Persistent chemicals degrade slowly and remain for a longer time in the environment, which makes them potentially hazardous to humans and the environment. Bacterial communities are known to degrade chemicals in a process called biodegradation. To determine how fast organic chemicals degrade in aquatic sediments, the standard method OECD 308 has frequently been used. However, this method does not account for the contribution of bacterial communities.

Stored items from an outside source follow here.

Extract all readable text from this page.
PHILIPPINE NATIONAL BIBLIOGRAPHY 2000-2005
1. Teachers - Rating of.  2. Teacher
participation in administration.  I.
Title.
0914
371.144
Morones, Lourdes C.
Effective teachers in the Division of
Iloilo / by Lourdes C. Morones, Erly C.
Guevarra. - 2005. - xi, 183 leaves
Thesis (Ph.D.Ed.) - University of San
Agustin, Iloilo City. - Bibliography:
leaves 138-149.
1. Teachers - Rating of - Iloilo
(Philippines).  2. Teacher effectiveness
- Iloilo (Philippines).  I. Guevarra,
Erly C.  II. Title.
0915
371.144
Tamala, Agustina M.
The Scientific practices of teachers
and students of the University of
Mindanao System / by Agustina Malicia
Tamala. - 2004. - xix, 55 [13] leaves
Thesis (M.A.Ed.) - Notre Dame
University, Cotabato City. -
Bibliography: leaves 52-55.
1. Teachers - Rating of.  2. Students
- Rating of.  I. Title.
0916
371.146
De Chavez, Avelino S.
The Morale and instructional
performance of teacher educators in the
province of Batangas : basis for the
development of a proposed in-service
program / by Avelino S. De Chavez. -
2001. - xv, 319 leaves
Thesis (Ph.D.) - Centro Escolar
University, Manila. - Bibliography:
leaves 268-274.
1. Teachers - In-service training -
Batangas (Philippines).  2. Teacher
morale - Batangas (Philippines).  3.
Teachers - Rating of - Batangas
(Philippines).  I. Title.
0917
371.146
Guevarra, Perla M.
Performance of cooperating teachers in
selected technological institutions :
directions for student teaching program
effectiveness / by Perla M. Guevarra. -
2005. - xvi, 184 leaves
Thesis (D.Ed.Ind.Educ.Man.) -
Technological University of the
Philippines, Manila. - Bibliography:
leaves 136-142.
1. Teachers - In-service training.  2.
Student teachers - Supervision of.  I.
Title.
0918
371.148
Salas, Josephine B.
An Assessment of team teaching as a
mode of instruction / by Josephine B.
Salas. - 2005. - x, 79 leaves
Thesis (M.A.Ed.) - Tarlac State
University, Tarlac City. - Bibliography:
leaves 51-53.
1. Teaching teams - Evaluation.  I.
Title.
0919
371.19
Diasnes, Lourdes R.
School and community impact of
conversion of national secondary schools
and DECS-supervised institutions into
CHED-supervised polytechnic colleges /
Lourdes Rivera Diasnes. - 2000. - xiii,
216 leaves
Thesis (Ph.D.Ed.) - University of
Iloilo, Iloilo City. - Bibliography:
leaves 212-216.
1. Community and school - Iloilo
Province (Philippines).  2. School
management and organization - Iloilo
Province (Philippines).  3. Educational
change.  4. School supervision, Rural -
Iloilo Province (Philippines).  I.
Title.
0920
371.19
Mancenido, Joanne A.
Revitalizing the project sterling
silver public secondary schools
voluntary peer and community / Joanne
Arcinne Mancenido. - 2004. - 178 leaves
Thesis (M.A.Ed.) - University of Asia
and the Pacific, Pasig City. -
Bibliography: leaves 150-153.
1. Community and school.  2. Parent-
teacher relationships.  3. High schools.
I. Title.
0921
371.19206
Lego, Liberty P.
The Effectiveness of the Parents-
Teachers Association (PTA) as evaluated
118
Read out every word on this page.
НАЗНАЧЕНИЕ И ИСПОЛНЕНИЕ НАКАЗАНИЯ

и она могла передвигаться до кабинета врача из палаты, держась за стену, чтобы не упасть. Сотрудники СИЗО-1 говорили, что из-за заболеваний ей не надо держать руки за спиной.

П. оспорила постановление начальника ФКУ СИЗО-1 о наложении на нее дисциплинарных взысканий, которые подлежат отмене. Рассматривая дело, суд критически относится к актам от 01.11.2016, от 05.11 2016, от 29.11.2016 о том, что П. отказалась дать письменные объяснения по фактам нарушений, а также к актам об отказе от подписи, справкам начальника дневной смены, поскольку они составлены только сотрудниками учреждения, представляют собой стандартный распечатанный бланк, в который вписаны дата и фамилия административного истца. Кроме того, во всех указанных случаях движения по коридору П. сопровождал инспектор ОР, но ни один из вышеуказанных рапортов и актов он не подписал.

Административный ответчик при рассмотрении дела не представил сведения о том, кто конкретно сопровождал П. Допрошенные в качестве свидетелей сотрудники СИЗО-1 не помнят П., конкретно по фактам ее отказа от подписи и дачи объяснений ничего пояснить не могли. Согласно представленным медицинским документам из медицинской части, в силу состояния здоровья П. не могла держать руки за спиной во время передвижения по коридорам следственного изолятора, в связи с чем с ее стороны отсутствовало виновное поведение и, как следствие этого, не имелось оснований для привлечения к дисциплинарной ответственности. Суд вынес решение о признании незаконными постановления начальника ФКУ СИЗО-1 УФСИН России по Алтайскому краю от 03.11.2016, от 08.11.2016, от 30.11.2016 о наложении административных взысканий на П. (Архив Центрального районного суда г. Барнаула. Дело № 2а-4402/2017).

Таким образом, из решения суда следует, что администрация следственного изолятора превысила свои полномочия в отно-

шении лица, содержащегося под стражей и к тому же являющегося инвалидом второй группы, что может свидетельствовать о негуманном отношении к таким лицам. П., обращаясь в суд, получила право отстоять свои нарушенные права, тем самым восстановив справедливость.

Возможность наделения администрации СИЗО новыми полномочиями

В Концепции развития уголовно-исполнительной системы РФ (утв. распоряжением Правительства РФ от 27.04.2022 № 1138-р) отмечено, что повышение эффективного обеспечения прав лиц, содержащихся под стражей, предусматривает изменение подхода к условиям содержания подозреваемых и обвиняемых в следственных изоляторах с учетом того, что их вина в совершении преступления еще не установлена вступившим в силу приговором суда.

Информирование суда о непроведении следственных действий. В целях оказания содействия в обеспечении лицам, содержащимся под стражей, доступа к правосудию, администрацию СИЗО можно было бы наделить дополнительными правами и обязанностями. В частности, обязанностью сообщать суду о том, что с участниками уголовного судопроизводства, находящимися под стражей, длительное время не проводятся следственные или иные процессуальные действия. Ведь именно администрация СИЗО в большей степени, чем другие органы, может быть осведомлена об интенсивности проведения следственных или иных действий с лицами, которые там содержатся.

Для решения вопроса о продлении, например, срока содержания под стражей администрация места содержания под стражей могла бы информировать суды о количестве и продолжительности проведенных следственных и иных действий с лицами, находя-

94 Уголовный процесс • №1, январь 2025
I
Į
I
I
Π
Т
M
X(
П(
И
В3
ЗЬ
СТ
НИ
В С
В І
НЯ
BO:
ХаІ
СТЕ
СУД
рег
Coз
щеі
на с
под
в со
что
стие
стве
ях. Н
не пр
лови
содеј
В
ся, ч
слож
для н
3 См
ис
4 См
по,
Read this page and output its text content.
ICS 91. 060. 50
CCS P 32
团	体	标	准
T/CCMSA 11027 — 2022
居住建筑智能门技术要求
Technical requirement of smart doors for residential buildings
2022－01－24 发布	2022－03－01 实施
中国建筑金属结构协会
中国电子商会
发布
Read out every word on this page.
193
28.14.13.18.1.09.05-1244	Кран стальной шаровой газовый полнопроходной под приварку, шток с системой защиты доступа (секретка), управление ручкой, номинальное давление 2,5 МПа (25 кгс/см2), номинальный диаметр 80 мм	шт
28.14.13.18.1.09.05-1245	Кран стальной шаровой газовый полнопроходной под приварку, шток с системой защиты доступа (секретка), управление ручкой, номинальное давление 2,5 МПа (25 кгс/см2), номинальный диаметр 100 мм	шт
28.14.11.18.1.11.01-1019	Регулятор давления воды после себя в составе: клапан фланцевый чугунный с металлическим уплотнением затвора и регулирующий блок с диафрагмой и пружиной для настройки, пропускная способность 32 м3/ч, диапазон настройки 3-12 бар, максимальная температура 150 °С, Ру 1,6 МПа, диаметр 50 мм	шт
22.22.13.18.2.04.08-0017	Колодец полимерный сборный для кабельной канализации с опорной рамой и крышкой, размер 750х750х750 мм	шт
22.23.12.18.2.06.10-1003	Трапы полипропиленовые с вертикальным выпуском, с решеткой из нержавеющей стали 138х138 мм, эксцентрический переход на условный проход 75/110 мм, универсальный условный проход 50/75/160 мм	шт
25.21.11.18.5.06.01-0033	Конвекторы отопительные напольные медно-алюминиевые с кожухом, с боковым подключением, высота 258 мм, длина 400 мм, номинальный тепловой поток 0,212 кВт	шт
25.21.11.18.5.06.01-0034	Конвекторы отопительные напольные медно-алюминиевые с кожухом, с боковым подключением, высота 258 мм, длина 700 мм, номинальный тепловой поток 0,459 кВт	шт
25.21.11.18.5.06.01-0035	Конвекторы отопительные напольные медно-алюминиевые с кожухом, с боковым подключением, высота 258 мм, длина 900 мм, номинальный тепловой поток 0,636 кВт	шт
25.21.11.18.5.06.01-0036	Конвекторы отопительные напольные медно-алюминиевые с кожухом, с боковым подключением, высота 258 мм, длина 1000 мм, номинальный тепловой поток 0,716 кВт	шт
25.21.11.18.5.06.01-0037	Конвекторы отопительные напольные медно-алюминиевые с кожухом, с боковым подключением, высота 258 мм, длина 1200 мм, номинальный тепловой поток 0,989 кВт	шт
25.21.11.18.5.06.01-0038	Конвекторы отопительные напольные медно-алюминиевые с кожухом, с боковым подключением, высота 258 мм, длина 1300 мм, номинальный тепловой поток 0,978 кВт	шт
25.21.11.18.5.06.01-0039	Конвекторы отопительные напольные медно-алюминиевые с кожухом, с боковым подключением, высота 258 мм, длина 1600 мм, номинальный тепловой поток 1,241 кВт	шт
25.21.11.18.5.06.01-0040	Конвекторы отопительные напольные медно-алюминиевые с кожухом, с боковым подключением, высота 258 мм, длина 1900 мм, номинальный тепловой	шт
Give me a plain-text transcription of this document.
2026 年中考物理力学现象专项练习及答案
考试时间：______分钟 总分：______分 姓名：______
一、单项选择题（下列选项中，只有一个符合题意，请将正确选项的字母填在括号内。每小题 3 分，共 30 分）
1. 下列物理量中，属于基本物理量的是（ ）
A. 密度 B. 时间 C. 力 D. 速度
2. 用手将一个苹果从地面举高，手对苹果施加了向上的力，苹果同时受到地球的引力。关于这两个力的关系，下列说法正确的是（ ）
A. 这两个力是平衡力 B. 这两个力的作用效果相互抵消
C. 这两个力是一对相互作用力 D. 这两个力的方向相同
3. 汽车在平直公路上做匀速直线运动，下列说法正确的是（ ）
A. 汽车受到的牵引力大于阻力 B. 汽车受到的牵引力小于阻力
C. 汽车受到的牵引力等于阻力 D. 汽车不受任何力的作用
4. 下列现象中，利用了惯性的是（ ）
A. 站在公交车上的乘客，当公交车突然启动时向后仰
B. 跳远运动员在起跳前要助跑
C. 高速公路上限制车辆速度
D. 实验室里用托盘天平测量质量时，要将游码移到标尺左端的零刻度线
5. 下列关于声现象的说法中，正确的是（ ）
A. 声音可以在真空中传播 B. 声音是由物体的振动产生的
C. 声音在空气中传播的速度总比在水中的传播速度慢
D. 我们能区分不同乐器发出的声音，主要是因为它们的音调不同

“Bacterial communities have been a “black box” when studying biodegradation in the environment. It has been assumed that they are a homogeneous group, which, in combination with the challenges in studying bacterial communities, has led to that they are not included in standard methods for persistence assessment,” says Claudia Coll, former PhD student at the Department of Environmental Science and currently Postdoc at the Swiss Federal Institute of Aquatic Science and Technology in Switzerland, and leading author of the study. “Now, with relatively new DNA/RNA techniques in place we can find out who is who in bacterial communities. We are realizing that communities are very different and that there are thousands of bacteria we don’t know anything about, such as their ability to degrade environmental pollutants.”
The researchers used an experimental setup based on OECD 308 to study the relationship between bacterial community composition and biodegradation rates of ten common micropollutants in sediment from two rivers, one in Sweden and one in Germany, collected upstream and downstream of a wastewater treatment plant in each river. The ten micropollutants tested were commonly found in wastewater, and included the artificial sweetener acesulfame-K, caffeine and eight pharmaceuticals. Sediment bacteria were identified using 16S rRNA sequences that are specific for each bacteria. The team found that the slower a chemical degraded in the environment, the higher the variability in its degradation rate between the sediment samples, suggesting the involvement of bacterial communities in the degradation process.
“Sediment from the German river sampled downstream from the wastewater treatment plant showed the fastest degradation of the tested chemicals after accounting for differences in bacterial mass. The sediment sample from the German river also had a completely different bacterial community than the other test sediments. As a consequence, bacterial community composition of the sediment was associated with its capacity for degrading chemicals, but we found no effect of bacterial diversity on degradation efficiency,” says Anna Sobek, Associate Professor at the Department of Environmental Science who is also a senior author and project leader of the study. “Diversity is a parameter that has been highlighted as an important driver in many other studies, but the composition of the bacterial community provides more information on who is there.”
The team’s findings show that the environmental persistence of a chemical can be highly variable depending on the bacterial community composition of the receiving environment, continues Sobek. “The variability in degradation half-lives in our experiment was enough to affect the persistence assessment of a compound and thus highlights the limitations of current methods used in regulation of chemicals to measure environmental persistence,” concludes Sobek.